Daniella Miletic, digital editor of the Melbourne masthead says ‘binge-style’ series’ articles have proved by far the most read pieces of the week and also converted the most readers to paying subscribers.
In an INMA ‘satisfying audiences’ blog with home page editor and editorial writer Michael Schlechta, she says a series of stories on a specific topic has been a staple of newspapers for many years. “They suit the daily rhythm of a newspaper, and the print format offers a unique means of displaying what is often some of the most in-depth and original journalism that a newsroom produces.”
But for digital, a ‘series’ can have some unique challenges: With the 24/7 nature of the format and the limitations of home page display, it can be difficult to determine the timing of how and when to roll out the individual parts that make up a series.
Readers were able to access part one of the Second CBD series for free, but all other articles in the series were placed behind a paywall.
The default has most often fallen back to following the lead of print: publishing one story at a time, placing it on the home page each morning, and hoping for the best.
In a break from that tradition, The Age recently decided to take a new approach, with encouraging results.
A series focussed on how – despite town planners seeking to decentralise Melbourne – it still has only one central business district. “Second CBD, as we titled it, was made up of four parts – the first discussing the broad theme, and the remainder focussed on the three best locations for a new central business district,” she says.

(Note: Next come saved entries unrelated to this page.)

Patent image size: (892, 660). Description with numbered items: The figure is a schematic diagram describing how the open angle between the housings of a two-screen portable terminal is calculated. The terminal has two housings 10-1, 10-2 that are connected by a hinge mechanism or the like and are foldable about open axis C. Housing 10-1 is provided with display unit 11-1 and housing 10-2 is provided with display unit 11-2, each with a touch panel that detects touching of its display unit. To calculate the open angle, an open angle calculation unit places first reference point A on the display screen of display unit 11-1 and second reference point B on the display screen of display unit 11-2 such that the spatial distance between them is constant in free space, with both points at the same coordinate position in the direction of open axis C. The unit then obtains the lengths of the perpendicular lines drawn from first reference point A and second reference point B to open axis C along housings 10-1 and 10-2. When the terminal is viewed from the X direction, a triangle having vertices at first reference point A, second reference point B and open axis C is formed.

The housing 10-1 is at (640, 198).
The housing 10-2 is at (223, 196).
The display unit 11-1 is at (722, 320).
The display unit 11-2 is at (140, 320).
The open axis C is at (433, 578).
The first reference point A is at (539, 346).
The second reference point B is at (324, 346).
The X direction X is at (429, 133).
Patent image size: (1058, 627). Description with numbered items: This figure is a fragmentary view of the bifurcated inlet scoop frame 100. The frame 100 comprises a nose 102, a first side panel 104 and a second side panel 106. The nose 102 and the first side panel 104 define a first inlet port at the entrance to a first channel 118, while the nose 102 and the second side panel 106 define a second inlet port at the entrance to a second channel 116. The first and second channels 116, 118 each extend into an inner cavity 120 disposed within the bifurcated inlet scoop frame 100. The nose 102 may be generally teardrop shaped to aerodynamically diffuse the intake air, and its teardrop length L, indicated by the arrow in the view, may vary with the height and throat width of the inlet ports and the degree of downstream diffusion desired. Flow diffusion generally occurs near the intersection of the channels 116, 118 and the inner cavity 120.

When the series was in draft, Age editor Patrick Elligett read part one, an introductory piece, and instantly wanted to move onto the next installment.
Instead of publishing on a daily basis, the decision was made to release the complete series together. It was also decided that, while the first story would be accessible to all readers, the remaining three would be put behind a hard paywall.
To link the series digitally, a pool of graphic images was created, each one specific to the area discussed in each story, but also visually connected.
“The results have been impressive,” says Miletic. “We saw significant spikes in traffic, particularly to parts two and four, immediately after the series was published.
“Part four was based on a city in western Melbourne – an area our masthead is keen to tap into. It had also attracted a large audience throughout the first three days of the series before it was given any home page placement.
“The series’ articles were by far the most read pieces of the week and also converted the most readers to paying subscribers of all the content we published that week.”
Miletic says the response was so encouraging that the approach has since been tried on another five-part series based on different people’s experiences and candid confessions about working from home. “Similarly, there were large spikes in traffic to the stories before they were actively promoted.
“And when we did place the stories on the home page, they continued to attract readers. This demonstrated that our ‘binge’ approach did not detract from traffic at the time of promotion. Rather, it added to the total.”